Semi-Continuity of the Morse Index for Ricci Shrinkers
Louis Yudowitz
TL;DR
This work establishes both upper and lower semi-continuity for the f-Morse index of gradient Ricci shrinkers under bubble-tree convergence to orbifold shrinkers, with a precise inequality Ind_f(M_∞) + ∑_{q∈𝒬} ∑_{k=1}^{N_q} Ind(V^k) ≤ liminf_{i→∞} Ind_f(M_i) and a complementary bound incorporating nullities. The analysis extends to non-compact shrinkers by leveraging a finite weighted volume and introduces a weighted spectral framework, using Lorentz spaces to manage blow-up near orbifold points and neck regions.
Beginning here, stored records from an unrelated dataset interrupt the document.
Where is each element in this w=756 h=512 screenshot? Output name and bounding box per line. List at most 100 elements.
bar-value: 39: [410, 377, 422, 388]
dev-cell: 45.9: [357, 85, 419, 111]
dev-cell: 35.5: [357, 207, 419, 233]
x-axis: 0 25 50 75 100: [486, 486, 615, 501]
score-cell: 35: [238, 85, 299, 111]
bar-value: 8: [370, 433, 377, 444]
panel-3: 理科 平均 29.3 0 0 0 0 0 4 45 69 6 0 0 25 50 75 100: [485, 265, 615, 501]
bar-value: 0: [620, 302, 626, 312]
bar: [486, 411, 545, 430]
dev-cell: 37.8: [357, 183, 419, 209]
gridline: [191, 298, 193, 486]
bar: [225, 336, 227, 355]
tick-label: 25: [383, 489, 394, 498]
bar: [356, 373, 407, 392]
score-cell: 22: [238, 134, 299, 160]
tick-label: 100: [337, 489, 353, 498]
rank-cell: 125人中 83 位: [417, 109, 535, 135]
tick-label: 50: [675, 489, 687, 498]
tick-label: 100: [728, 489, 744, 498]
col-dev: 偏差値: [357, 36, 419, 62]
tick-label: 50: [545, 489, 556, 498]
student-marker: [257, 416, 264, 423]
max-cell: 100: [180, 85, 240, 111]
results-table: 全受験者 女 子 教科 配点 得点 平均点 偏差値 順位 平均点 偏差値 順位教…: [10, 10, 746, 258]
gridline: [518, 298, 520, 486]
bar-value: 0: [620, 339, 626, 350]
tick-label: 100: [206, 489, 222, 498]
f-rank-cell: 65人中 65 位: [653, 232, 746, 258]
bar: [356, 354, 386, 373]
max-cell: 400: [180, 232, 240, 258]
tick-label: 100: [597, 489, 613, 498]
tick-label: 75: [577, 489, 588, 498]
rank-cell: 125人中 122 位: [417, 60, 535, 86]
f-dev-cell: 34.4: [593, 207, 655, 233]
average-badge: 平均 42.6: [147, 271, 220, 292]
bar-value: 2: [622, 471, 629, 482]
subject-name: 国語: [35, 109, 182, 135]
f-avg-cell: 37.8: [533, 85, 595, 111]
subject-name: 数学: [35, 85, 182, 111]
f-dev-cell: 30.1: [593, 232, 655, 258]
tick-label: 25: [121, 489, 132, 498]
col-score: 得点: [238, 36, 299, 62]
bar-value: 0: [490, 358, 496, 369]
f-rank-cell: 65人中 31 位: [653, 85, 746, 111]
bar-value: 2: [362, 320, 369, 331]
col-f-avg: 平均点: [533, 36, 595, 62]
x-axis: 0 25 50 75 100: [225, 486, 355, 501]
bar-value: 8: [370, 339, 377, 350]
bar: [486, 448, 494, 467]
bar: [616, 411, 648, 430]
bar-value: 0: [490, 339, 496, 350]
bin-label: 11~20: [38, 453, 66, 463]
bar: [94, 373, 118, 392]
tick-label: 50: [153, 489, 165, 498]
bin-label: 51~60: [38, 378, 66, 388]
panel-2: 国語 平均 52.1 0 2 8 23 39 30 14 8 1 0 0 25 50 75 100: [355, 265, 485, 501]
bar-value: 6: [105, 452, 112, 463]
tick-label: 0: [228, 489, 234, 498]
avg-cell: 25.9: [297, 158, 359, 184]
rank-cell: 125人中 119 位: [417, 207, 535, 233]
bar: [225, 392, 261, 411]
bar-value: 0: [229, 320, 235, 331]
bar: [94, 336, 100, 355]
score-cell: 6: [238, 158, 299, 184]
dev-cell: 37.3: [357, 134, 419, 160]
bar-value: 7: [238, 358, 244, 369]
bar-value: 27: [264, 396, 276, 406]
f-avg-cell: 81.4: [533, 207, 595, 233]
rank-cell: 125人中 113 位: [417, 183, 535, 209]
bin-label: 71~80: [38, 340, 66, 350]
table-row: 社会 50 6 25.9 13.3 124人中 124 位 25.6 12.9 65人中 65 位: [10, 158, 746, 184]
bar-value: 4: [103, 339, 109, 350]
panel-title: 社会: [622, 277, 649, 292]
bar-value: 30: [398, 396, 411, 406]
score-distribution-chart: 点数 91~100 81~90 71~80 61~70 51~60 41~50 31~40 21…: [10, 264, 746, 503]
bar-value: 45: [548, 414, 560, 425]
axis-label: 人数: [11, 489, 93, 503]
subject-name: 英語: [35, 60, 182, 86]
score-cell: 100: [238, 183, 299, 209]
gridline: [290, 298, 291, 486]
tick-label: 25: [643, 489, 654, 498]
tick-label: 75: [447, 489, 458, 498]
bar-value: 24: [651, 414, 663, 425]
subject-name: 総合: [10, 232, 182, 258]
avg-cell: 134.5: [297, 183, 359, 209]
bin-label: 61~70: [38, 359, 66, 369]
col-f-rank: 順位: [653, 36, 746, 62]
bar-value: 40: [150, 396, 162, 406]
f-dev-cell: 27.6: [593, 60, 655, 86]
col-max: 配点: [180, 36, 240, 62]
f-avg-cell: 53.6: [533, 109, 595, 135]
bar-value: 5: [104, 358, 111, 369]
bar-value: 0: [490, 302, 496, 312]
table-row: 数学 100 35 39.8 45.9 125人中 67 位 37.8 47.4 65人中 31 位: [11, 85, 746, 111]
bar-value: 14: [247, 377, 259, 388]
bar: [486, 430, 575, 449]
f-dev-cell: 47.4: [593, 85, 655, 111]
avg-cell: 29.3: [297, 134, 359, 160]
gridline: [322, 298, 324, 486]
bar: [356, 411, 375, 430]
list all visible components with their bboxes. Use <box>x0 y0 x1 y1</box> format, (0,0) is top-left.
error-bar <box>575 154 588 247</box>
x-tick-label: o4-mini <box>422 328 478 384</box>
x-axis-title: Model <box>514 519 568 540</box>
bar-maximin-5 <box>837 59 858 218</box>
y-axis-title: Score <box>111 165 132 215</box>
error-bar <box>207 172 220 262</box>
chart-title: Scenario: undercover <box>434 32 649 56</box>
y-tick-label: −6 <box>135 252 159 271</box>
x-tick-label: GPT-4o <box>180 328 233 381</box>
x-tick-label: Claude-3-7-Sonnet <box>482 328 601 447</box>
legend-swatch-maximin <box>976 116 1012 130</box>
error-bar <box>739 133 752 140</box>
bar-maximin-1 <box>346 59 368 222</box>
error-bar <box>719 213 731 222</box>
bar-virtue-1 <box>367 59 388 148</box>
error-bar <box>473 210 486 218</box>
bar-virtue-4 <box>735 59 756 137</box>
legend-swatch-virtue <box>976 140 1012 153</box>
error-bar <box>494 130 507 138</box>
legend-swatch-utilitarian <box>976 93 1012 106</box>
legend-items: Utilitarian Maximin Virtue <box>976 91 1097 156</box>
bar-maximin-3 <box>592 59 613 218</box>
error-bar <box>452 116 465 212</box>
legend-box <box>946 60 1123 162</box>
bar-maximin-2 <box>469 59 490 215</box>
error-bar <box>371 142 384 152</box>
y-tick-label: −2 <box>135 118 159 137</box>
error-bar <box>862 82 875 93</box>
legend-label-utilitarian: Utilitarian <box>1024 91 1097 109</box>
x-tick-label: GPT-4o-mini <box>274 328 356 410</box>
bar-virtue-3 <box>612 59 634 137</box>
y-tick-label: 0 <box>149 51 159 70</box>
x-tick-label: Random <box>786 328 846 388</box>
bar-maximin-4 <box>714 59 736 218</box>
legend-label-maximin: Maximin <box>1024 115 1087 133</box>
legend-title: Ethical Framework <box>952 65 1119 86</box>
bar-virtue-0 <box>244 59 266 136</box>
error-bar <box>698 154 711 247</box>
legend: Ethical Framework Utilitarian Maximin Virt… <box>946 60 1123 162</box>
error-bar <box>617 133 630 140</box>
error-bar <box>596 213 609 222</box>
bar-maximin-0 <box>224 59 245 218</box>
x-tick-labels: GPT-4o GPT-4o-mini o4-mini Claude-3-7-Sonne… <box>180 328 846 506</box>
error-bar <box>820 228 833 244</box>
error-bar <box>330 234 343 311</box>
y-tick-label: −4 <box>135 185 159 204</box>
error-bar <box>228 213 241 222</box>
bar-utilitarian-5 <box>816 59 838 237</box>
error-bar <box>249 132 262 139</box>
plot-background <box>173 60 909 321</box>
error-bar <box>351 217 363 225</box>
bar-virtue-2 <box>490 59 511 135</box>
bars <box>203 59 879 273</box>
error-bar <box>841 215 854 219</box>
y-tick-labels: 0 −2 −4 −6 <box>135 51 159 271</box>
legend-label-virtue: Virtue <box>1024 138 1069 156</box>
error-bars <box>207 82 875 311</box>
A key technical achievement is proving that weighted and unweighted eigenspaces have the same dimension on body and bubble regions, while neck regions contribute no index, enabling a clean decomposition along the bubble tree. An additional cone-bound condition shows the f-index of an asymptotically conical end is controlled from below by the f-index of its asymptotic cone, connecting end geometry to stability. Together, these results yield a robust semi-continuity theory for the linear stability of shrinkers under orbifold convergence with potential applications to compactness and structural stability in Ricci flow singularity analysis.
Abstract
We prove lower and upper semi-continuity of the Morse index for sequences of gradient Ricci shrinkers which bubble tree converge in the sense of past work by the author and Buzano. Our proofs rely on adapting recent arguments of Workman which were used to study certain sequences of CMC hypersurfaces and were in turn adapted from work on Da Lio-Gianocca-Riviere. Moreover, we are able to refine Workman's methods by using techniques related to polynomially weighted Sobolev spaces. This all also requires us to extend the analysis to handle when the shrinkers we study are non-compact, which we can do due to the availability of a suitable notion of finite weighted volume. Finally, we identify a technical condition which ensures the Morse index of an asymptotically conical shrinker is bounded below by the f-index of its asymptotic cone.